Les recommandations qui remontent de la semaine européenne des CCI, que nous avons organisée en mai dernier pour préparer la Présidence française, se retrouvent pour une bonne partie dans les priorités économiques annoncées par l'Elysée. Les entreprises sont en demande d'une Europe forte et visible, avec une souveraineté réaffirmée dans de nombreux domaines qui les touchent au quotidien.

Souveraineté industrielle : les CCI partagent la nécessité de développer les alliances industrielles (dans le cloud, les données industrielles, les lanceurs spatiaux...) à l'instar de ce qui existe pour les batteries ou l'hydrogène pour mettre les énergies en commun. Pour rendre les choses plus concrètes, il faudra montrer les avancées et dépasser certaines règles de concurrence pour continuer à avancer. En accompagnement, il sera essentiel d'accélérer la production de normes et standards européens pour l'ensemble des technologies de rupture et des nouvelles filières européennes, en tant que référentiels communs au sein du marché unique, mais également en tant qu'enjeux stratégiques dans la concurrence mondiale (par ex. : unité de mesure pour l'hydrogène).

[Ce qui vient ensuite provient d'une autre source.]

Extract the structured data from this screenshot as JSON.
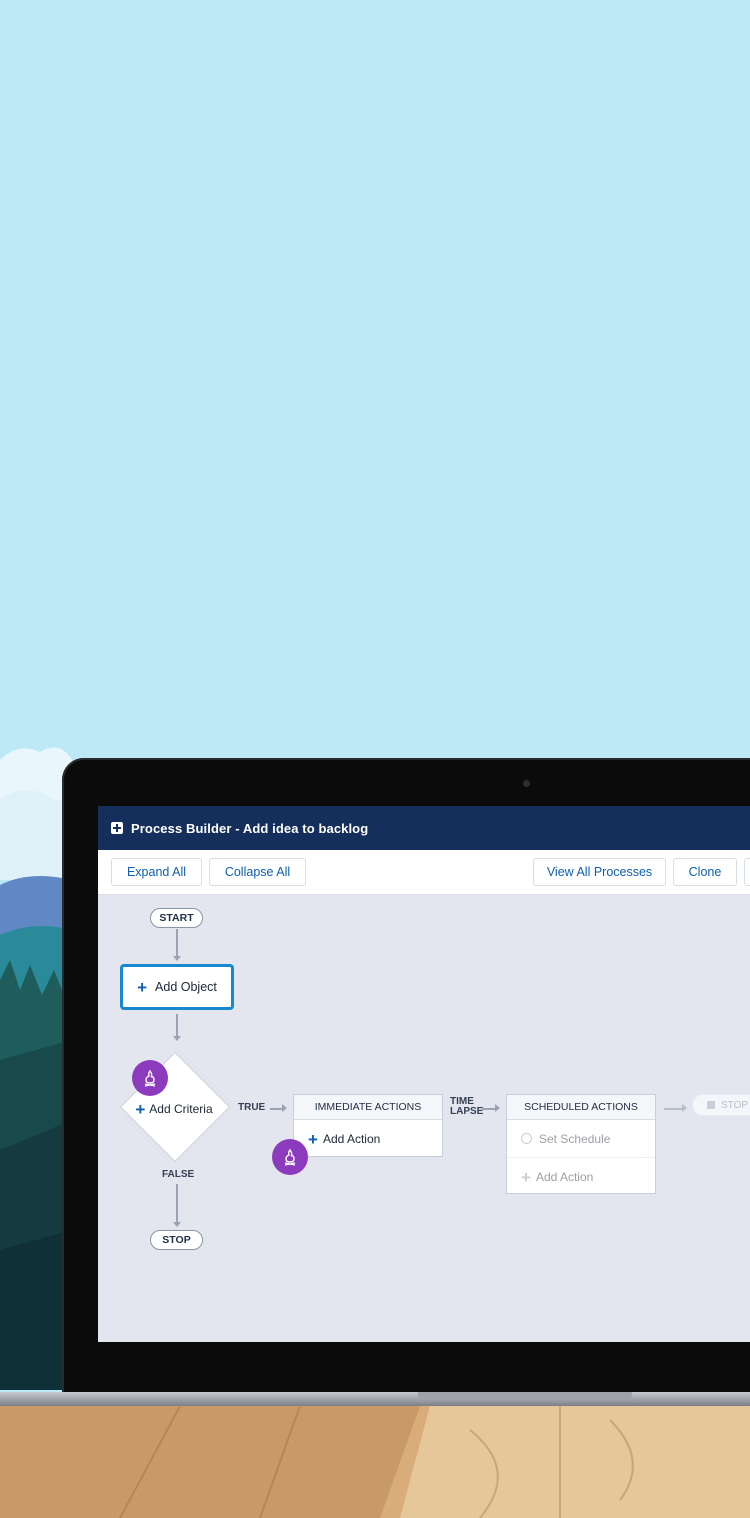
{
  "window": {
    "title": "Process Builder - Add idea to backlog"
  },
  "toolbar": {
    "expand_all": "Expand All",
    "collapse_all": "Collapse All",
    "view_all_processes": "View All Processes",
    "clone": "Clone"
  },
  "flow": {
    "start": "START",
    "add_object": "Add Object",
    "add_criteria": "Add Criteria",
    "true_label": "TRUE",
    "false_label": "FALSE",
    "stop": "STOP",
    "immediate_actions": {
      "header": "IMMEDIATE ACTIONS",
      "add_action": "Add Action"
    },
    "time_lapse_1": "TIME",
    "time_lapse_2": "LAPSE",
    "scheduled_actions": {
      "header": "SCHEDULED ACTIONS",
      "set_schedule": "Set Schedule",
      "add_action": "Add Action"
    },
    "stop_right": "STOP"
  },
  "colors": {
    "sky": "#bde9f7",
    "titlebar": "#142f5c",
    "accent_blue": "#1589d0",
    "badge_purple": "#8d3bbd"
  },
  "icons": [
    "plus-icon",
    "campfire-icon",
    "clock-icon",
    "stop-square-icon"
  ]
}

Souveraineté à l'international : rétablir les équilibres nécessite d'affirmer une Europe forte et engagée dans le domaine international, en imposant nos normes d'un point de vue environnemental et concurrentiel. On sait par exemple que l'UE est plutôt « pionnière » au niveau mondial sur les questions relatives aux déclarations non financières ou au devoir de vigilance, avec des standards très élevés. L'un des enjeux sera d'arriver à imposer un référentiel européen dans ces domaines plutôt que de devoir utiliser des standards de pays tiers, américains ou chinois.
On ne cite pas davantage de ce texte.